Homespun maple syrup

Ole and Lena

Songster
8 Years
Jul 22, 2011
389
44
123
Wright Co Minnesota
Made our first attempt at making our own syrup this year. We have silver maples, supposedly low-yielding but figured we'd try them.

Rather than buying all the 'official' tapping gear, I jerry rigged it with 1/2" plastic plumbing line and splice fittings for the taps and tees to join 2 lines on the doubled trees. I used 2 gallon Ziplocs to collect the sap. Total cost per tree was about $3 for 2 taps, the line and most of the fittings are reuseable (I lost a couple of the connectors pulling them out). Worked fairly well until the sap really started to run, then it overwhelmed the bags during a work day. Next year I will just pipe it directly into 5 gal pails.

We need to find a more efficient boiling system. This year I boiled in a canning pot over a wood fire built in a brick hearth to block in most of the heat and allow enough draft for a hot burn. Used a lot of wood and was hard to keep a steady boil.
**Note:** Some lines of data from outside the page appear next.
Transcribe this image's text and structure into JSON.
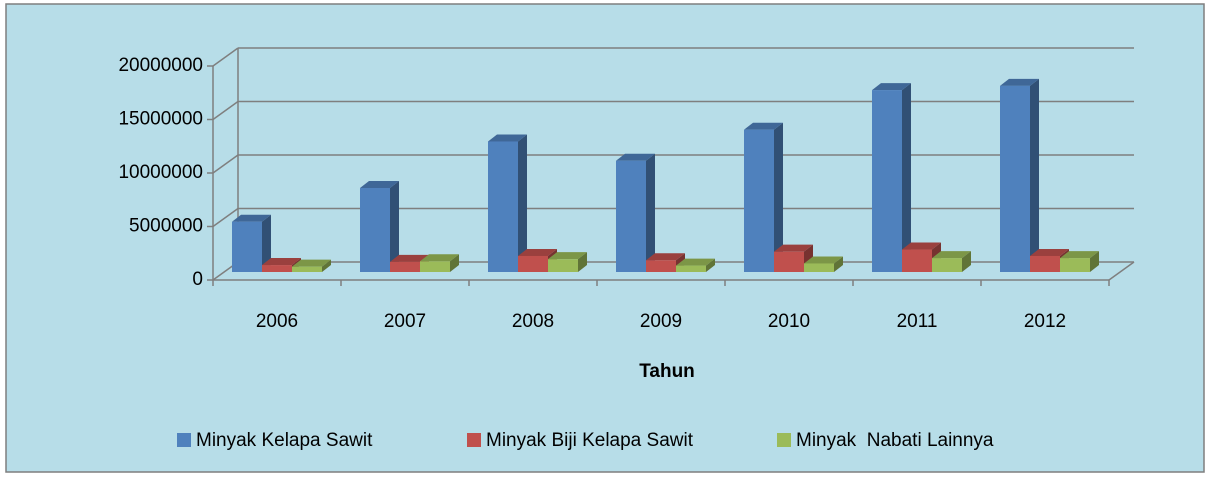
{
  "chart_data": {
    "type": "bar3d",
    "x_label": "Tahun",
    "categories": [
      "2006",
      "2007",
      "2008",
      "2009",
      "2010",
      "2011",
      "2012"
    ],
    "series": [
      {
        "name": "Minyak Kelapa Sawit",
        "color": "#4f81bd",
        "values": [
          4700000,
          7850000,
          12200000,
          10400000,
          13300000,
          17000000,
          17400000
        ]
      },
      {
        "name": "Minyak Biji Kelapa Sawit",
        "color": "#c0504d",
        "values": [
          650000,
          950000,
          1500000,
          1100000,
          1900000,
          2100000,
          1500000
        ]
      },
      {
        "name": "Minyak  Nabati Lainnya",
        "color": "#9bbb59",
        "values": [
          500000,
          1000000,
          1200000,
          600000,
          800000,
          1300000,
          1300000
        ]
      }
    ],
    "ylim": [
      0,
      20000000
    ],
    "yticks": [
      0,
      5000000,
      10000000,
      15000000,
      20000000
    ],
    "grid": true
  }
}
I need an evaporator vessel with more surface area I think. Any tips in this area would be appreciated. When the sap was reduced to a slightly "sugary" boil it was taken inside to finish. We found it best to filter it at this stage through a boiled flour sack towel. This produced very clean mid amber syrup and the condensed sap still flowed much easier through the filter than finished hot syrup did. Actually yielded cleaner looking syrup than our first run where we filtered hot syrup after finishing. We got DEE#$%^ LICIOUS syrup when we were done, far better than even the store bought real stuff. Will def do this again next year.
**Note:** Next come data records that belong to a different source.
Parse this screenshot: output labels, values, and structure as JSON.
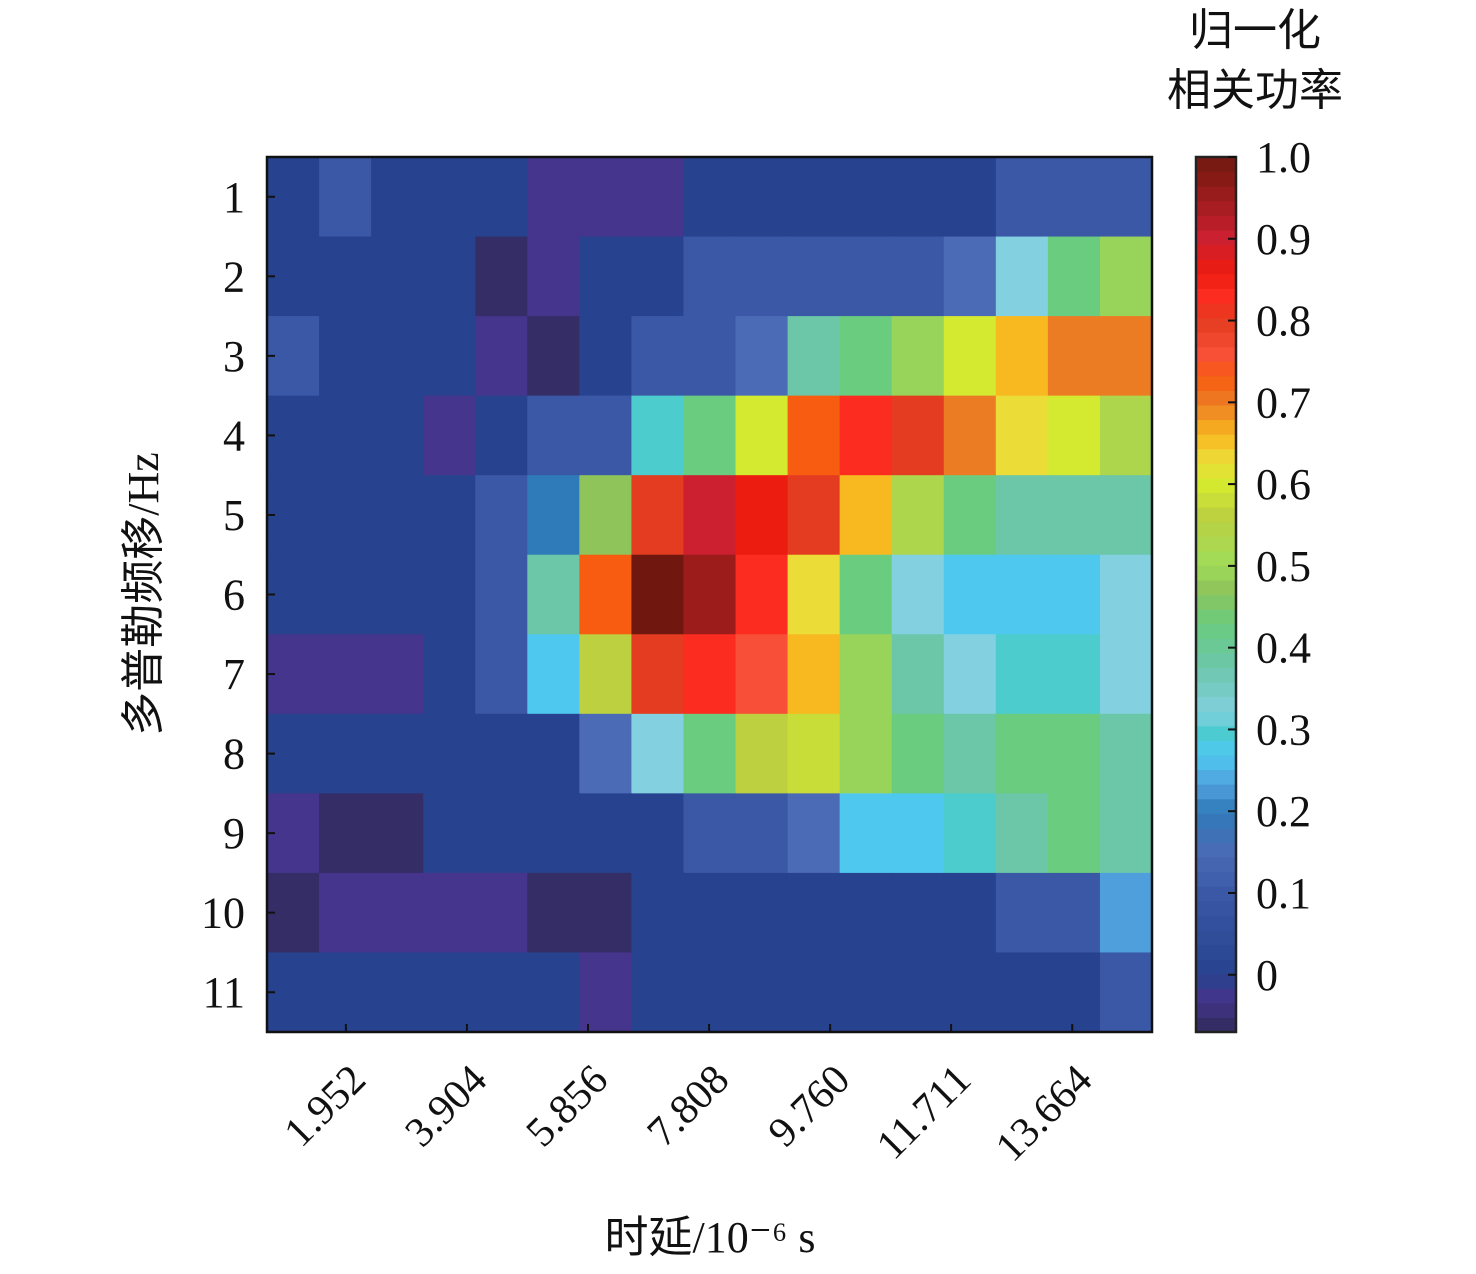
{
  "chart_data": {
    "type": "heatmap",
    "xlabel": "时延/10⁻⁶ s",
    "ylabel": "多普勒频移/Hz",
    "colorbar_title": [
      "归一化",
      "相关功率"
    ],
    "xlim": [
      0.68,
      14.95
    ],
    "x_ticks": [
      1.952,
      3.904,
      5.856,
      7.808,
      9.76,
      11.711,
      13.664
    ],
    "x_tick_labels": [
      "1.952",
      "3.904",
      "5.856",
      "7.808",
      "9.760",
      "11.711",
      "13.664"
    ],
    "y_categories": [
      "1",
      "2",
      "3",
      "4",
      "5",
      "6",
      "7",
      "8",
      "9",
      "10",
      "11"
    ],
    "colorbar_range": [
      -0.07,
      1.0
    ],
    "colorbar_ticks": [
      0,
      0.1,
      0.2,
      0.3,
      0.4,
      0.5,
      0.6,
      0.7,
      0.8,
      0.9,
      1.0
    ],
    "colorbar_tick_labels": [
      "0",
      "0.1",
      "0.2",
      "0.3",
      "0.4",
      "0.5",
      "0.6",
      "0.7",
      "0.8",
      "0.9",
      "1.0"
    ],
    "colormap": [
      [
        -0.07,
        "#2f2a58"
      ],
      [
        -0.03,
        "#45358c"
      ],
      [
        0.0,
        "#27438f"
      ],
      [
        0.1,
        "#3a58a6"
      ],
      [
        0.15,
        "#4b6bb6"
      ],
      [
        0.2,
        "#2f7ab8"
      ],
      [
        0.23,
        "#4f9fdc"
      ],
      [
        0.27,
        "#4fc8f0"
      ],
      [
        0.3,
        "#4ccccc"
      ],
      [
        0.32,
        "#82d0e0"
      ],
      [
        0.38,
        "#6cc6a8"
      ],
      [
        0.43,
        "#6acc7e"
      ],
      [
        0.47,
        "#8fc45a"
      ],
      [
        0.5,
        "#9edc5a"
      ],
      [
        0.56,
        "#bcd040"
      ],
      [
        0.6,
        "#d4ea30"
      ],
      [
        0.63,
        "#ecdc38"
      ],
      [
        0.66,
        "#f8b820"
      ],
      [
        0.7,
        "#ec7c24"
      ],
      [
        0.73,
        "#f85c10"
      ],
      [
        0.76,
        "#f85038"
      ],
      [
        0.8,
        "#e43c20"
      ],
      [
        0.83,
        "#fc2c20"
      ],
      [
        0.86,
        "#ec1c10"
      ],
      [
        0.9,
        "#cc2030"
      ],
      [
        0.95,
        "#9c1c1c"
      ],
      [
        1.0,
        "#701810"
      ]
    ],
    "values": [
      [
        0,
        0.1,
        0,
        0,
        0,
        -0.03,
        -0.03,
        -0.03,
        0,
        0,
        0,
        0,
        0,
        0,
        0.1,
        0.1,
        0.1
      ],
      [
        0,
        0,
        0,
        0,
        -0.06,
        -0.03,
        0,
        0,
        0.1,
        0.1,
        0.1,
        0.1,
        0.1,
        0.15,
        0.32,
        0.43,
        0.49
      ],
      [
        0.1,
        0,
        0,
        0,
        -0.03,
        -0.06,
        0,
        0.1,
        0.1,
        0.15,
        0.38,
        0.43,
        0.49,
        0.6,
        0.66,
        0.7,
        0.7
      ],
      [
        0,
        0,
        0,
        -0.03,
        0,
        0.1,
        0.1,
        0.3,
        0.43,
        0.6,
        0.73,
        0.83,
        0.8,
        0.7,
        0.63,
        0.6,
        0.53
      ],
      [
        0,
        0,
        0,
        0,
        0.1,
        0.2,
        0.47,
        0.8,
        0.9,
        0.86,
        0.8,
        0.66,
        0.53,
        0.43,
        0.38,
        0.38,
        0.38
      ],
      [
        0,
        0,
        0,
        0,
        0.1,
        0.38,
        0.73,
        1.0,
        0.95,
        0.83,
        0.63,
        0.43,
        0.32,
        0.27,
        0.27,
        0.27,
        0.32
      ],
      [
        -0.03,
        -0.03,
        -0.03,
        0,
        0.1,
        0.27,
        0.56,
        0.8,
        0.83,
        0.76,
        0.66,
        0.49,
        0.38,
        0.32,
        0.3,
        0.3,
        0.32
      ],
      [
        0,
        0,
        0,
        0,
        0,
        0,
        0.15,
        0.32,
        0.43,
        0.56,
        0.58,
        0.49,
        0.43,
        0.38,
        0.43,
        0.43,
        0.38
      ],
      [
        -0.03,
        -0.06,
        -0.06,
        0,
        0,
        0,
        0,
        0,
        0.1,
        0.1,
        0.15,
        0.27,
        0.27,
        0.3,
        0.38,
        0.43,
        0.38
      ],
      [
        -0.06,
        -0.03,
        -0.03,
        -0.03,
        -0.03,
        -0.06,
        -0.06,
        0,
        0,
        0,
        0,
        0,
        0,
        0,
        0.1,
        0.1,
        0.23
      ],
      [
        0,
        0,
        0,
        0,
        0,
        0,
        -0.03,
        0,
        0,
        0,
        0,
        0,
        0,
        0,
        0,
        0,
        0.1
      ]
    ],
    "grid": false
  }
}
Our silver maples were pleasantly surprising. We got an amazing yield of almost 30:1 which is better than I was told to expect even from sugar maples. Our trees are very limby open grown yard trees so I'm sure that helps.
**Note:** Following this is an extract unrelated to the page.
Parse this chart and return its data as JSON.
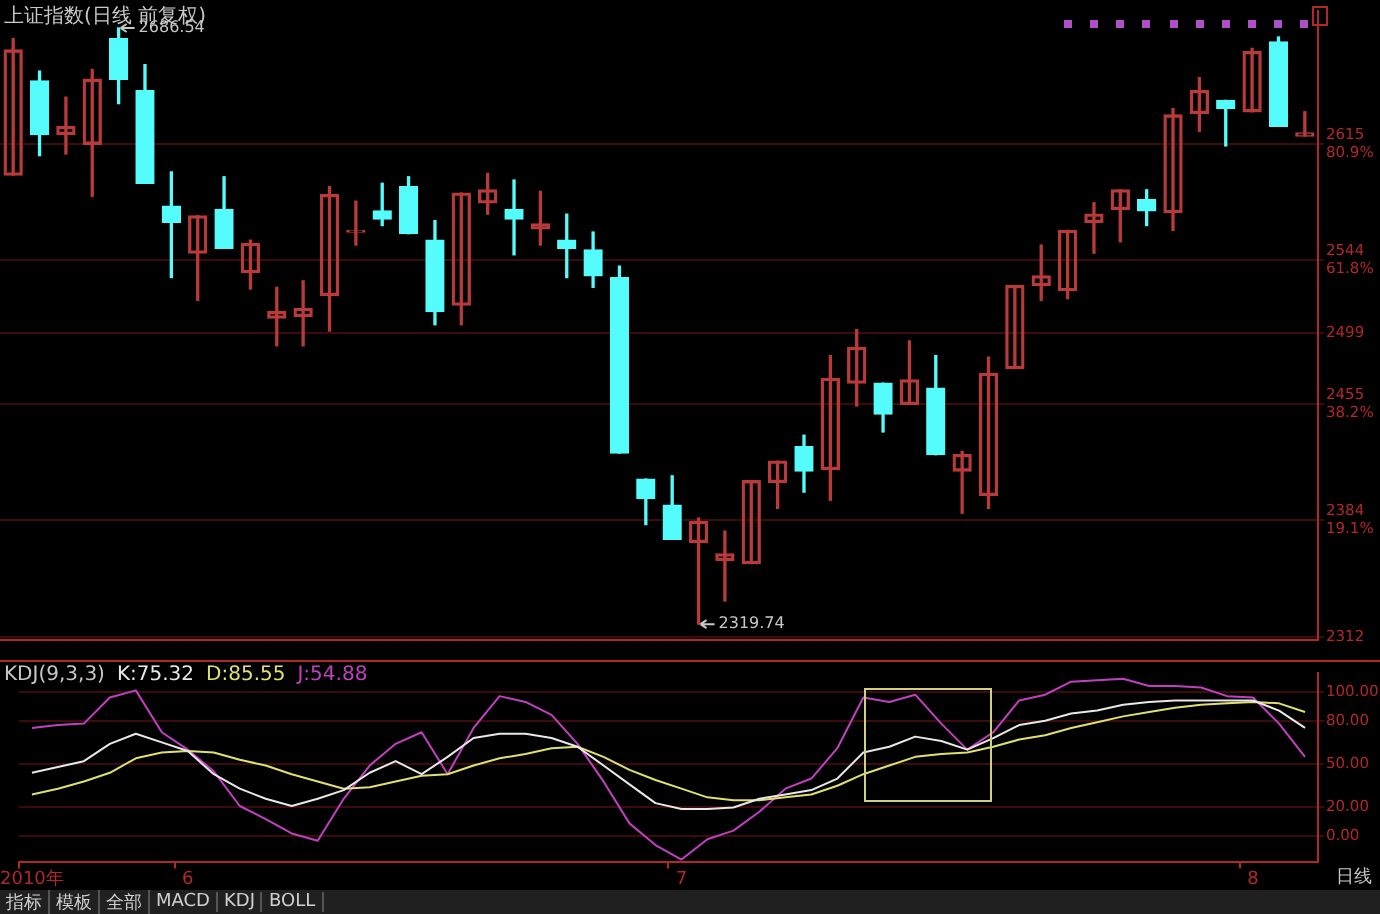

Anyone else make their own syrup? Tips and advice for next year appreciated.
 
Yes, our silver maple doesn't produce at all for us - but our two Red maples are great!

I bought $4 taps from a local forest preserve gift shop, and used 1gal cleaned out milk jugs as the containers (cut a small hole in the top flat side to attach to tap). Because the tops were on the milk jugs, got very little in the way of debris in the sap. Kids call that 'flavoring'!

We boil ours outside (weather permitting) using a propane camp stove and a series of graduated stainless steel stock pots (Harbor Freight). I can boil 10gals at a time on the two burners. Takes somewhere around 4hrs to boil off that much sap water to get it to where it comes indoors (in a 2qt saucepan!). Finishing indoors on an induction cooktop for anywhere up to another 4hrs. Only burned one batch this year out of 12 batches. Have about 14 qt jars for the upcoming year.

Tip: Propane has a hard time flowing to stove under 35 degrees. Which is a bummer, since that's when the sap is running!
Tip: Use a kitchen timer if you need to walk away from kitchen to remember to check on sap often. Even if only running to restroom or to change laundry around. I set mine for 15min intervals - just enough time to grab something and get it done, not enough time to loose sap to burning.
Tip: Using canning tongs and tools makes getting sap into jars much easier. Less opportunity to burn fingers.
Tip: Label your batches as you go. There will be color differences as it ages - fun to see and compare!
 
Yeah, I'm trying to avoid using storebought fuel as the math doesn't work out. I get the wood for free. I do have bulk propane to heat the house though. Might have to do some more math on using that and a couple of salvaged water heater burners. Lots of BTUs with those.

I was thinking of building a more permenant kiln out of brick sized to drop in 2 SS steam table trays like the caterers use with a proper flue pipe out the back and a steel door. Syruping this year was kind of a spur of the moment thing as I got an unusual amount of time off from work due to the late spring and just decided to do it one day.

Was amazing how the sap ran once it really got going. Was getting over 3 gal per day from some of the best trees.